J'appréhendais donc un peu la forme qu'allait prendre mon interview avec ce type. J'en venais même à me dire s'il ne valait mieux pas abandonner l'affaire. Mais c'était avant qu'il me conseille de tester son régime par moi-même.

« Si tu veux donner un angle plus intéressant à ton article, tu devrais accepter mon défi de ne pas boire d'eau, m'avait-il écrit dans un email avant notre session Skype.

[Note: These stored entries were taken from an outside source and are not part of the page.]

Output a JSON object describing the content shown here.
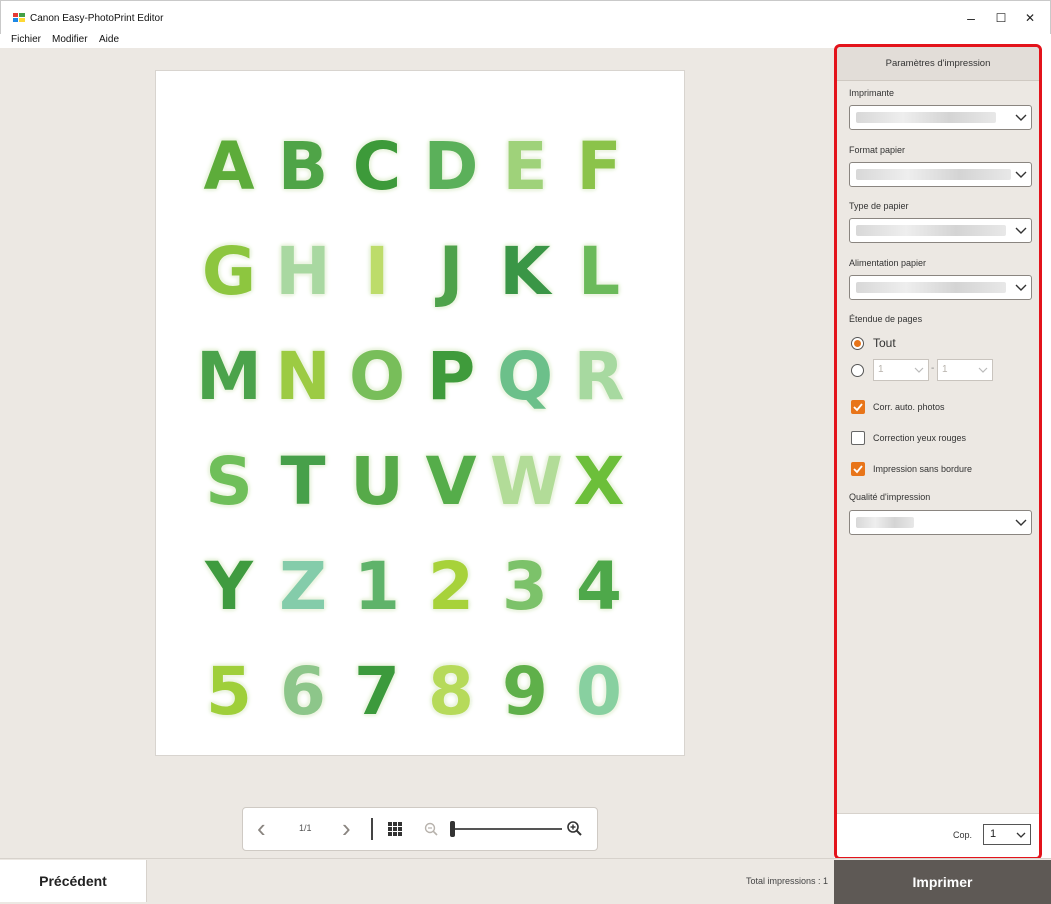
{
  "window": {
    "title": "Canon Easy-PhotoPrint Editor",
    "minimize": "–",
    "maximize": "☐",
    "close": "✕"
  },
  "menu": [
    "Fichier",
    "Modifier",
    "Aide"
  ],
  "letters": [
    {
      "ch": "A",
      "color": "#5dac3a"
    },
    {
      "ch": "B",
      "color": "#4fa447"
    },
    {
      "ch": "C",
      "color": "#3d9a3a"
    },
    {
      "ch": "D",
      "color": "#5bb05a"
    },
    {
      "ch": "E",
      "color": "#9fd27a"
    },
    {
      "ch": "F",
      "color": "#8bc34a"
    },
    {
      "ch": "G",
      "color": "#8dc63f"
    },
    {
      "ch": "H",
      "color": "#a9d8a1"
    },
    {
      "ch": "I",
      "color": "#bddc6a"
    },
    {
      "ch": "J",
      "color": "#4ea24a"
    },
    {
      "ch": "K",
      "color": "#3a9646"
    },
    {
      "ch": "L",
      "color": "#6bba5a"
    },
    {
      "ch": "M",
      "color": "#4ba34b"
    },
    {
      "ch": "N",
      "color": "#9ccb43"
    },
    {
      "ch": "O",
      "color": "#78be5a"
    },
    {
      "ch": "P",
      "color": "#3f9b3b"
    },
    {
      "ch": "Q",
      "color": "#6cc08a"
    },
    {
      "ch": "R",
      "color": "#a7d9a0"
    },
    {
      "ch": "S",
      "color": "#6fbf5a"
    },
    {
      "ch": "T",
      "color": "#47a04a"
    },
    {
      "ch": "U",
      "color": "#56aa49"
    },
    {
      "ch": "V",
      "color": "#55ad4a"
    },
    {
      "ch": "W",
      "color": "#b2dc98"
    },
    {
      "ch": "X",
      "color": "#6cbf3a"
    },
    {
      "ch": "Y",
      "color": "#3f9b3f"
    },
    {
      "ch": "Z",
      "color": "#84ccaa"
    },
    {
      "ch": "1",
      "color": "#5fb36a"
    },
    {
      "ch": "2",
      "color": "#a7d23a"
    },
    {
      "ch": "3",
      "color": "#7cc26a"
    },
    {
      "ch": "4",
      "color": "#4ea84a"
    },
    {
      "ch": "5",
      "color": "#9fcf3a"
    },
    {
      "ch": "6",
      "color": "#8dc68a"
    },
    {
      "ch": "7",
      "color": "#3c9a3c"
    },
    {
      "ch": "8",
      "color": "#b6da5a"
    },
    {
      "ch": "9",
      "color": "#5fb04a"
    },
    {
      "ch": "0",
      "color": "#88d0a0"
    }
  ],
  "pager": {
    "prev": "‹",
    "page": "1/1",
    "next": "›"
  },
  "zoom": {
    "level": 0.0
  },
  "panel": {
    "header": "Paramètres d'impression",
    "printer_label": "Imprimante",
    "paper_size_label": "Format papier",
    "paper_type_label": "Type de papier",
    "paper_source_label": "Alimentation papier",
    "page_range_label": "Étendue de pages",
    "range_all": "Tout",
    "range_from": "1",
    "range_sep": "-",
    "range_to": "1",
    "auto_photo_fix": "Corr. auto. photos",
    "red_eye": "Correction yeux rouges",
    "borderless": "Impression sans bordure",
    "quality_label": "Qualité d'impression",
    "copies_label": "Cop.",
    "copies_value": "1"
  },
  "bottom": {
    "previous": "Précédent",
    "total": "Total impressions : 1",
    "print": "Imprimer"
  },
  "colors": {
    "accent": "#e8751a",
    "highlight_border": "#e3131b",
    "print_button": "#5e5955"
  }
}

J'encourage vraiment tous mes lecteurs et ceux qui me regardent sur YouTube qui doutent de mes dires à tester par eux-mêmes plutôt que de me croire bêtement. Pour comprendre ma démarche, c'est un risque nécessaire à prendre. Voilà ce que je recommande :

Le premier jour, tu ne manges rien d'autre que de la pastèque. Tu ne manges et ne bois rien d'autre. À la fin de la journée, tu risques de haïr les pastèques parce que tu vas passer ton temps à faire des allers-retours aux toilettes – c'est d'ailleurs pour ça que je n'en mange pas souvent. Et puis, pendant quelques jours (ou un seul, c'est comme tu le sens), tu ne manges que des pommes ou des poires. Après, pendant un jour ou un peu plus, tu passes aux bananes. Encore après, pendant un jour ou un peu plus, tu passes aux carottes, exclusivement. Il faut enchaîner comme ça. »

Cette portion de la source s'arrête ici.